Fly Jamaica Gets Green Light for Guyana Flights

Fly Jamaica Airways is set to triple its flight operations after the Guyana Government approved the plans of the carrier to inaugurate links to the USA and Canada from Cheddi Jagan International Airport in Georgetown.  The verdict was announced earlier this month and the carrier is now working to formalise its flight operations and source additional aircraft to operate the flights.

Following an extensive evaluation of its operational plans by the Guyana Civil Aviation Authority (GCAA), Cabinet Secretary Dr Roger Luncheon said that Fly Jamaica met with all the required criteria to operate from the sovereign state on the northern coast of South America, one of the few Caribbean countries that is not an island. 

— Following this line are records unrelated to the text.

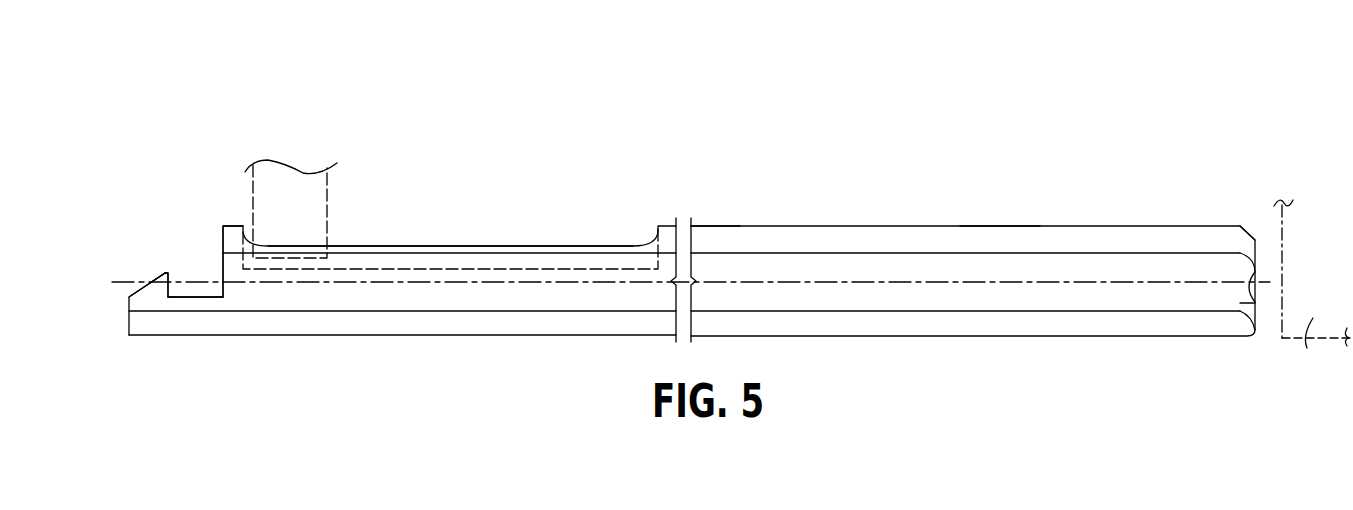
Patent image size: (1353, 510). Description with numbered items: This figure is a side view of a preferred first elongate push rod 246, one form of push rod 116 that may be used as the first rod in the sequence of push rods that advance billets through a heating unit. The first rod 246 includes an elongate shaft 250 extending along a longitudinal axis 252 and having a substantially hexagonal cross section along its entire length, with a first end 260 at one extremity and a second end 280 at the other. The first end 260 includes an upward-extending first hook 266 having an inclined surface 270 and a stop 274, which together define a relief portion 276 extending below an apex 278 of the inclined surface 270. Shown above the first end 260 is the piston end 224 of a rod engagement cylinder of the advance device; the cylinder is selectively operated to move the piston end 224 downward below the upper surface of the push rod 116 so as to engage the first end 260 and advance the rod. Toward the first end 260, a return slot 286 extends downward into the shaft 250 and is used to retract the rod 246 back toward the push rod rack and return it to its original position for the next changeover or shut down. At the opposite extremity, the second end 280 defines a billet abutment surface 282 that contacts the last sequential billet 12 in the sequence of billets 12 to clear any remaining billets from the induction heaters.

The billet 12 is at (1312, 313).
The push rod 116 is at (973, 232).
The piston end 224 is at (347, 209).
The first elongate push rod 246 is at (761, 187).
The elongate shaft 250 is at (1025, 194).
The longitudinal axis 252 is at (691, 343).
The first end 260 is at (383, 189).
The first hook 266 is at (109, 219).
The inclined surface 270 is at (113, 248).
The stop 274 is at (242, 315).
The relief portion 276 is at (209, 207).
The apex 278 is at (176, 228).
The second end 280 is at (1296, 183).
The billet abutment surface 282 is at (1191, 345).
The return slot 286 is at (450, 213).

The carrier plans to introduce flights before the end of year to both New York and Toronto where there are sizeable Guyanese diasporas – figures from five years ago show that New York was home to more than 130,000 persons of Guyanese descent – and is now set to lodge a financial bond with the GCAA and finalise its application for a foreign operator’s permit in Guyana.

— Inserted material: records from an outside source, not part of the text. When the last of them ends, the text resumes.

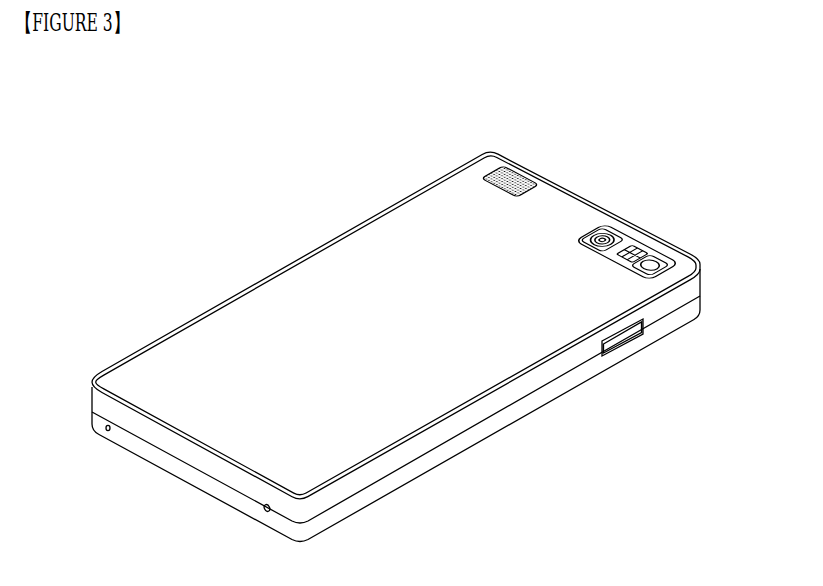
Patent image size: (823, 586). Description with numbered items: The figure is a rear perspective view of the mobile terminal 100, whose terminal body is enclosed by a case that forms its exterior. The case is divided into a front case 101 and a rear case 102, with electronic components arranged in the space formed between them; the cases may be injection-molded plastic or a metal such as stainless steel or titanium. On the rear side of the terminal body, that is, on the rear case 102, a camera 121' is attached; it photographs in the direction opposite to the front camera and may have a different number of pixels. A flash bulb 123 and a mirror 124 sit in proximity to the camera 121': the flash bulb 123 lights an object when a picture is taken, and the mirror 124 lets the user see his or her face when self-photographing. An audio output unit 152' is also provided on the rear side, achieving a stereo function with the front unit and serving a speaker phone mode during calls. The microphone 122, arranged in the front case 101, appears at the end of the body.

The mobile terminal 100 is at (398, 317).
The front case 101 is at (700, 308).
The rear case 102 is at (699, 287).
The camera 121' is at (629, 204).
The microphone 122 is at (106, 430).
The flash bulb 123 is at (640, 248).
The mirror 124 is at (662, 263).
The audio output unit 152' is at (535, 145).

The airline’s proposed markets out of Georgetown are already served by Caribbean Airlines on a four times weekly basis to New York and twice weekly to Toronto but there is potential for additional capacity as up until May this year Delta Air Lines also flew between Georgetown and New York on a four times weekly basis. 

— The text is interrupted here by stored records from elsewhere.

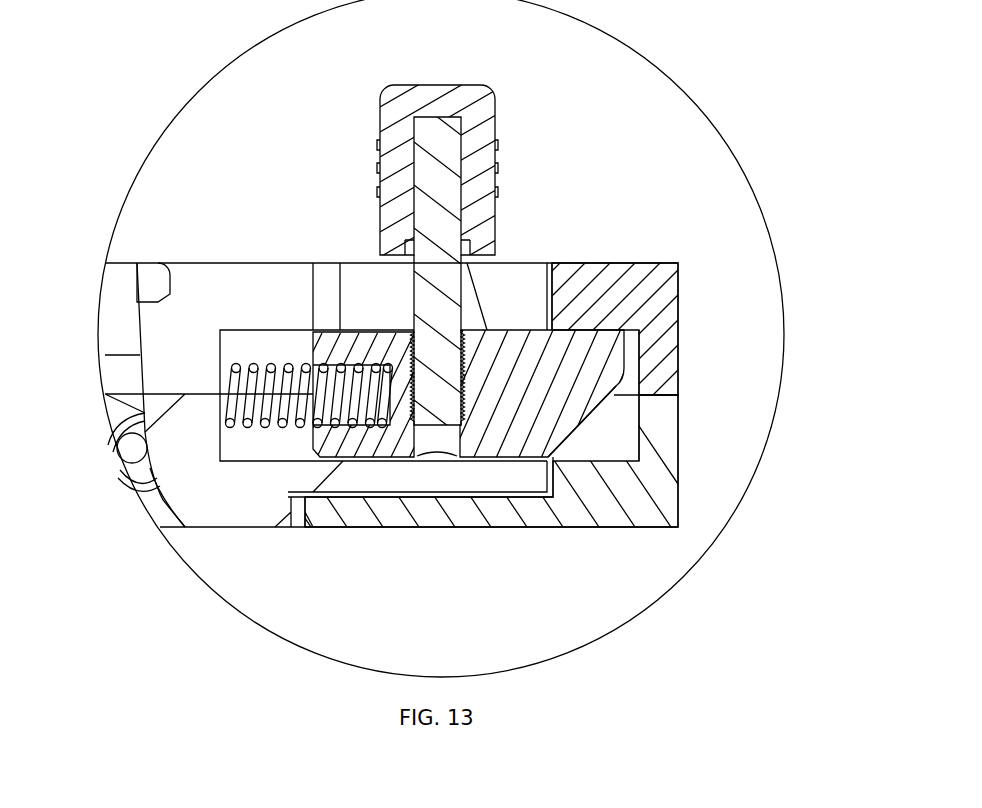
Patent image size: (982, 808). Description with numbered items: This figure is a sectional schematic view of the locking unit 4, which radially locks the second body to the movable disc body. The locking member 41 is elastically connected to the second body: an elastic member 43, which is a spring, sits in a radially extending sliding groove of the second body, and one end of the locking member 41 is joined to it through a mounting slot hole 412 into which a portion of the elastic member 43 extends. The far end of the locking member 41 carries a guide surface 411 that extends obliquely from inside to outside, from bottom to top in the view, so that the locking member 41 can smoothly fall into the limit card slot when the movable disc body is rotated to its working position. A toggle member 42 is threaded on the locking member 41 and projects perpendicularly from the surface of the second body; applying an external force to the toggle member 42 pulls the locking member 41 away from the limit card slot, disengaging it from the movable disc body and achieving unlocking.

The locking unit 4 is at (523, 169).
The locking member 41 is at (579, 358).
The guide surface 411 is at (597, 451).
The mounting slot hole 412 is at (329, 344).
The toggle member 42 is at (467, 303).
The elastic member 43 is at (222, 364).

In 2012 an estimated 139,000 O&D bi-directional O&D passengers flew between Georgetown and New York’s JFK International Airport, while approximately 49,000 passengers flew between Georgetown and Toronto’s Lester B Pearson International Airport.  Interestingly, point-to-point demand between Georgetown and New York increased 41.1 per cent from 2011 to 2012.  Our analysis shows that Delta carried around 46,000 O&D passengers on the route in 2012 (plus more passengers connecting at New York JFK) and Fly Jamaica will aim to secure a significant share of this traffic.

Delta had inaugurated flights between Georgetown and New York in June 2008 but closed the route from May 6, 2013 due to poor performance.  “Although Delta would prefer to continue serving the market, flights between Georgetown and New York’s JFK International Airport have experienced a significant decline in passenger loads and revenues for the past 18 months, leading to unsustainable losses.  We have made the difficult decision to eliminate our Georgetown service to better focus our resources on profitable markets,” said a carrier spokesperson at the time.

Fly Jamaica has already shown it can compete effectively in the North American market.  The start-up inaugurated services in February this year on the Kingston – New York route using a single Boeing 757-200, where it competes with both Caribbean Airlines and JetBlue Airways  The jet is configured in a two class arrangement seating 12 Business Class and 186 Economy passengers and serves the route on a four times weekly basis.

The business is a partnership between Chief Executive Officer and Guyanese-born Captain Paul Ronald Reece, and Jamaican shareholders, including Chief Operating Officer, Captain Lloyd Tai and Manager of In-Flight Services, Christine Steele. It was incorporated in Kingston, Jamaica on September 7, 2011 with a dream to create a truly regional airline, using local talent and with an emphasis on providing a truly local experience to its customers – in essence a  full-service, local airline that would bring the Diaspora, and the world to the Caribbean.